Je me rends dans le salon avec mon plateau de petit déjeuner. Je m’assieds dans un
fauteuil, en face de la grande baie vitrée qui occupe tout un pan de mur. C’est le seul truc
sympa dans notre nouvel appartement. J’avance un peu mon fauteuil pour être plus près de la
vitre. Voilà, maintenant, j’ai une vue « quatre étoiles » de Londres.
Pendant que je mange mes céréales, j’admire le soleil levant qui se reflète sur les parois
des hauts gratte-ciel et des immeubles. Dans la lumière ambrée du matin, la ville paraît si belle
et si paisible… Mais le faible éclat du soleil ne parvient pas à effacer la tristesse que dégagent
ces masses grises de béton. À cette heure-ci, Londres ressemble presque à une ville fantôme.
Je ne vois aucun signe de vie dehors. Darktown dort, pour le moment.

Après plusieurs passages par le vestibule, je remarque que le bureau personnel de Stieg
n’est pas fermé. D’habitude, il est verrouillé à double tour. Mon père n’y travaille que le soir,
quand je dors, pour être sûr que je ne vienne pas l’espionner.
En tout cas, j’ai interdiction d’y pénétrer.
— Sinon… Couic !, a-t-il dit en faisant glisser son index sur sa gorge, pour montrer quel sera
mon sort, si je ne respecte pas ses mises en garde.
J’ignore ce qui se trouve dans cette pièce, mais j’ai hâte de le savoir… Je m’apprête à
pousser la porte… Non, je ne dois pas laisser ma curiosité prendre le dessus. Si Stieg
l’apprend…
Tant pis, j’entre. J’ai conscience qu’il va sûrement me tuer, s’il le découvre… De toute façon,
il n’avait qu’à verrouiller la porte ! Qu’est-ce que ça fait si j’y jette juste un coup d’œil et que je
la referme bien ? Franchement, il n’en saura rien.
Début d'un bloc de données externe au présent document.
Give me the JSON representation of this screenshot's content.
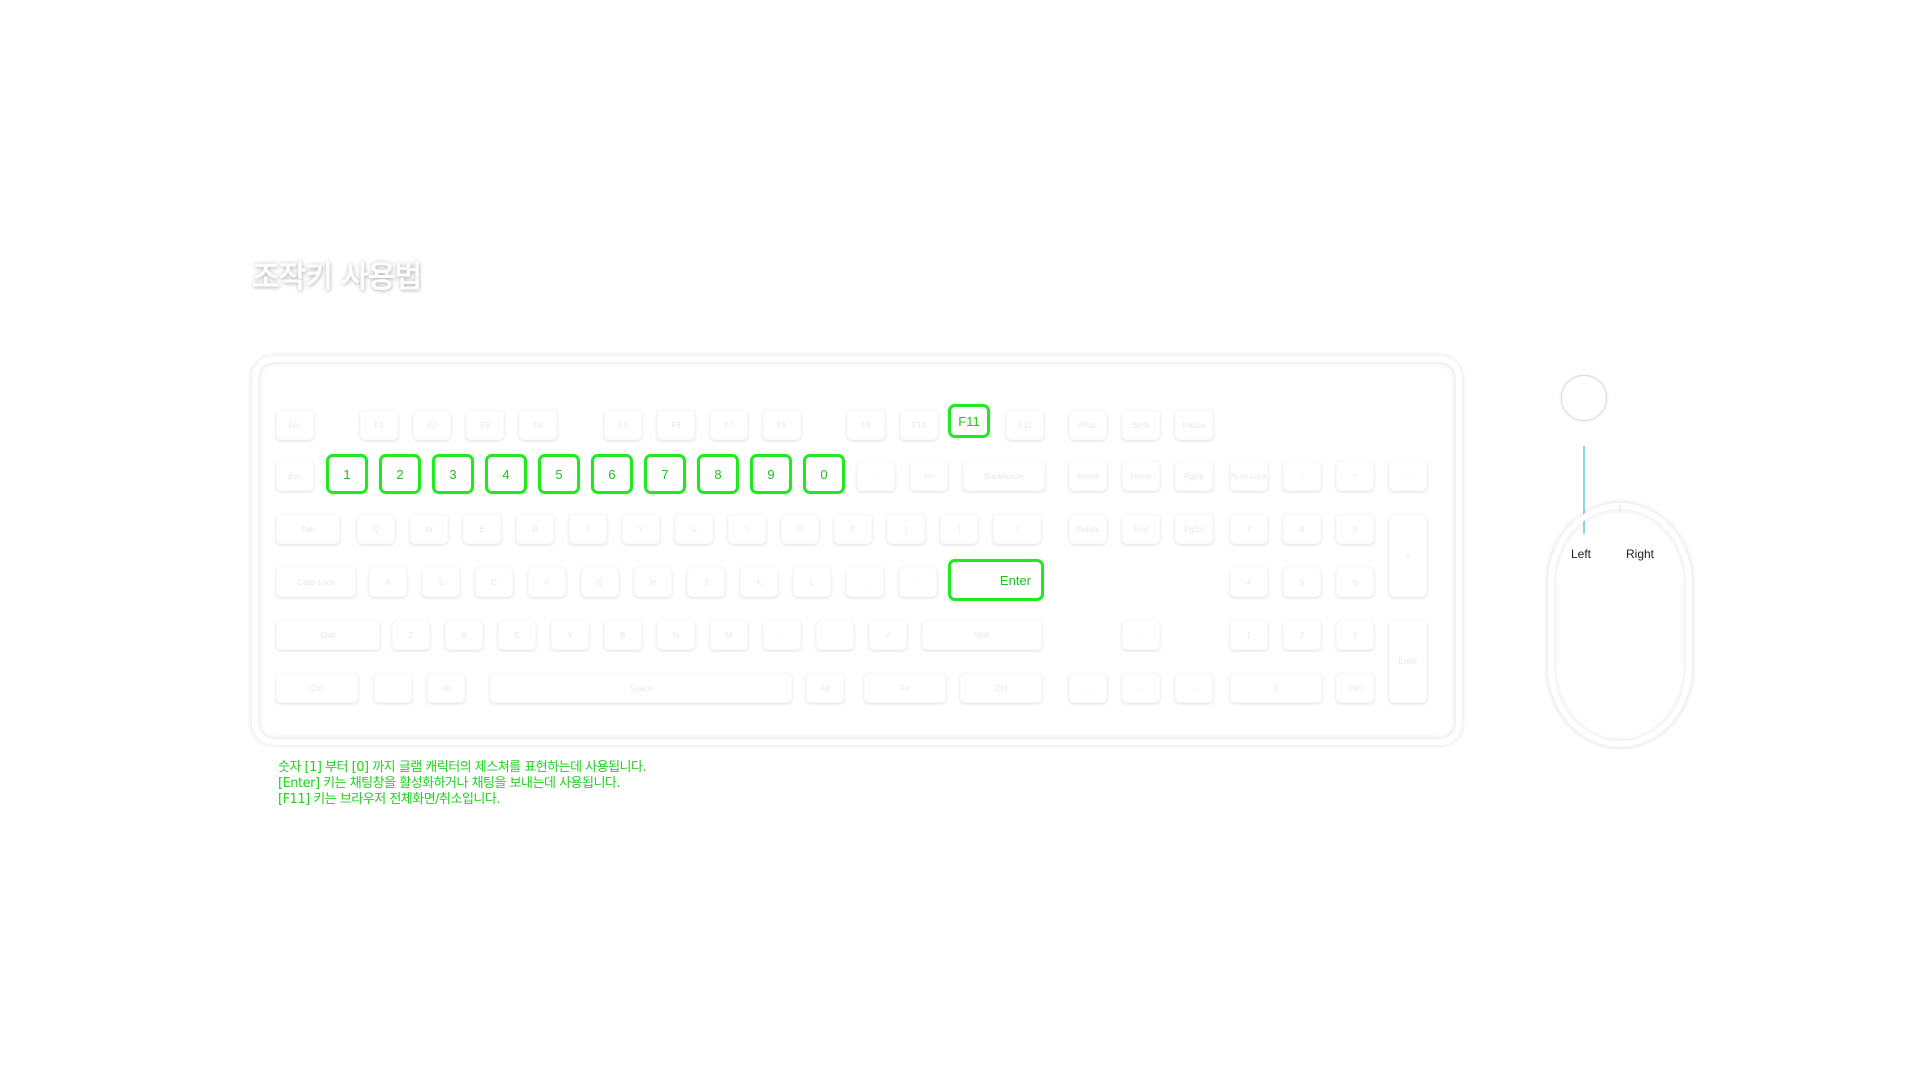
{
  "title": "조작키 사용법",
  "keyboard": {
    "row_fn": [
      "Esc",
      "F1",
      "F2",
      "F3",
      "F4",
      "F5",
      "F6",
      "F7",
      "F8",
      "F9",
      "F10",
      "F11",
      "F12",
      "Prtsc",
      "Scrlk",
      "Pause"
    ],
    "row_num": [
      "Esc",
      "1",
      "2",
      "3",
      "4",
      "5",
      "6",
      "7",
      "8",
      "9",
      "0",
      "-",
      "+/=",
      "Backspace",
      "Insert",
      "Home",
      "PgUp",
      "Num Lock",
      "/",
      "*",
      "-"
    ],
    "row_tab": [
      "Tab",
      "Q",
      "W",
      "E",
      "R",
      "T",
      "Y",
      "U",
      "I",
      "O",
      "P",
      "[",
      "]",
      "\\",
      "Delete",
      "End",
      "PgDn",
      "7",
      "8",
      "9",
      "+"
    ],
    "row_caps": [
      "Caps Lock",
      "A",
      "S",
      "D",
      "F",
      "G",
      "H",
      "J",
      "K",
      "L",
      ";",
      "'",
      "Enter",
      "4",
      "5",
      "6"
    ],
    "row_shift": [
      "Shift",
      "Z",
      "X",
      "C",
      "V",
      "B",
      "N",
      "M",
      ",",
      ".",
      "/",
      "Shift",
      "↑",
      "1",
      "2",
      "3",
      "Enter"
    ],
    "row_ctrl": [
      "Ctrl",
      "",
      "Alt",
      "Space",
      "Alt",
      "Fn",
      "Ctrl",
      "←",
      "↓",
      "→",
      "0",
      "Del"
    ]
  },
  "notes": {
    "line1": "숫자 [1] 부터 [0] 까지 글램 캐릭터의 제스쳐를 표현하는데 사용됩니다.",
    "line2": "[Enter] 키는 채팅창을 활성화하거나 채팅을 보내는데 사용됩니다.",
    "line3": "[F11] 키는 브라우저 전체화면/취소입니다."
  },
  "mouse": {
    "left_label": "Left",
    "right_label": "Right"
  },
  "colors": {
    "highlight": "#22e822",
    "cable": "#8fd4e8"
  }
}
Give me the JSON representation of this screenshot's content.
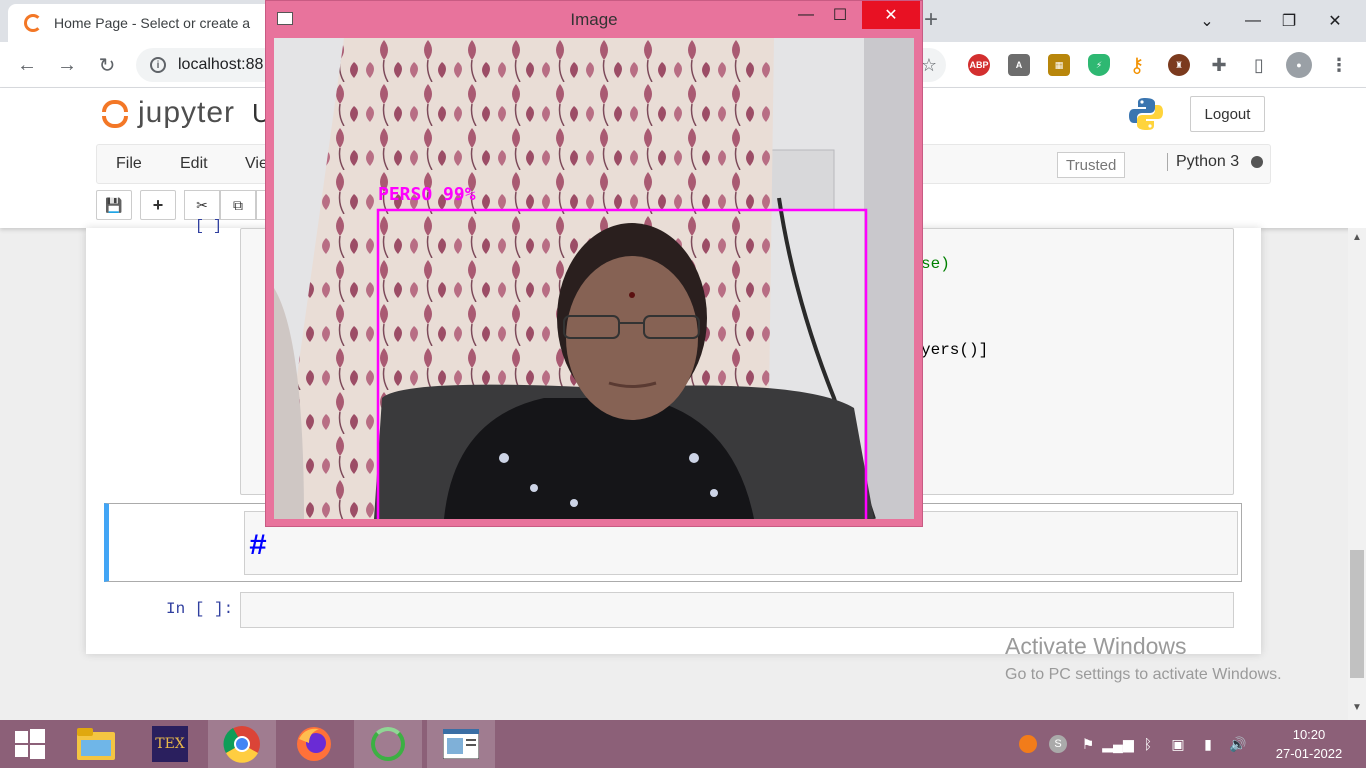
{
  "browser": {
    "tab_title": "Home Page - Select or create a",
    "url": "localhost:88"
  },
  "jupyter": {
    "logo_text": "jupyter",
    "notebook_name": "U",
    "logout_label": "Logout",
    "menu": [
      "File",
      "Edit",
      "Vie"
    ],
    "trusted_label": "Trusted",
    "kernel_label": "Python 3"
  },
  "notebook": {
    "cell1_prompt": "[ ]",
    "code_frag_1": "se)",
    "code_frag_2": "yers()]",
    "markdown_text": "#",
    "cell3_prompt": "In [ ]:"
  },
  "image_window": {
    "title": "Image",
    "detection_label": "PERSO 99%",
    "box_color": "#ff00ff"
  },
  "watermark": {
    "line1": "Activate Windows",
    "line2": "Go to PC settings to activate Windows."
  },
  "taskbar": {
    "time": "10:20",
    "date": "27-01-2022"
  },
  "colors": {
    "jupyter_orange": "#f37726",
    "taskbar": "#8c6078",
    "image_window_frame": "#e8739c",
    "selected_cell_accent": "#42a5f5"
  }
}
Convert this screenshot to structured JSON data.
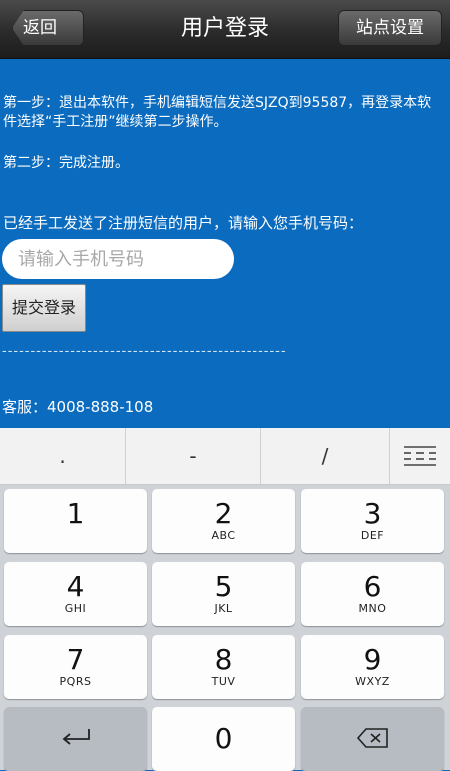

S’il m’accuse, je lui dirai qu’il n’a aucune
preuve.
Je me faufile à l’intérieur. La porte entrouverte laisse échapper un grincement qui me glace
le sang. Mon cœur bat à cent à l’heure. Il fait noir, ça sent la poussière à plein nez. Je cherche
à tâtons un interrupteur, quand quelque chose me frôle le visage. Je tends la main au-dessus
de ma tête et attrape une cordelette. Immédiatement, la lampe au plafond vacille, puis éclaire
l’ensemble de la pièce. Le cabinet de travail de mon père est plus petit que je ne l’imaginais.
Je me fraye un passage parmi les papiers qui jonchent le sol. J’évite de justesse la chaise àroulettes renversée. En trois enjambées, j’atteins un bureau en bois enseveli sous une
montagne de paperasse ; les tiroirs sont à moitié ouverts, et certains débordent tellement ils
sont pleins. Stieg est vraiment doué pour le rangement ! Je ne vois pas ce qu’il y a de si
extraordinaire qui vaille la peine de m’interdire l’accès à cette pièce.
Sous la chaise, un cahier de la taille d’une main, avec une couverture bleu métallisé, brille
et attire mon attention. Je le prends et le feuillette. C’est exactement le même type de livret
numérique que nos professeurs utilisent pour noter nos devoirs, nos emplois du temps et nos
absences… Un livret tout neuf, d’une cinquantaine de pages translucides, bleutées, lisses et
souples. Il n’a jamais servi. Je constate qu’il est pourvu d’un stylet noir, accroché à une
chaînette argentée. Madame Three en possède un rose pour nous faire cours. Dès qu’elle
écrit, les équations et les figures géométriques apparaissent sur le grand tableau mural de la
classe…
Je décide de le garder. De toute façon, il y a tellement d’objets ici que mon père ne
remarquera pas sa disparition. Je continue ma fouille. Je ne découvre plus rien d’intéressant.
Sauf cette clé de jade finement ouvragée… Mais je préfère ne pas y toucher. On ne sait
jamais.

Je retourne dans ma chambre et m’installe sur mon lit. J’ouvre le livret pour constater que la
première page n’est plus vide : elle comporte un formulaire de renseignements. Comme il n’est
pas complété, et que je m’ennuie, j’attrape le stylet et remplis les champs.

« Last Name : Walker
First Name : Timo
Age : 15 ans et demi
Address : 14 Strange Street, appartement n°1023
City : London
Country : London
Date of Birth : (Ça fait tellement longtemps que je ne fête plus mon anniversaire que j’en ai
oublié la date !) »

La suite est encore plus intéressante :

« Job : Élève dans un super collège
Hobbies : Aucune passion connue à ce jour. »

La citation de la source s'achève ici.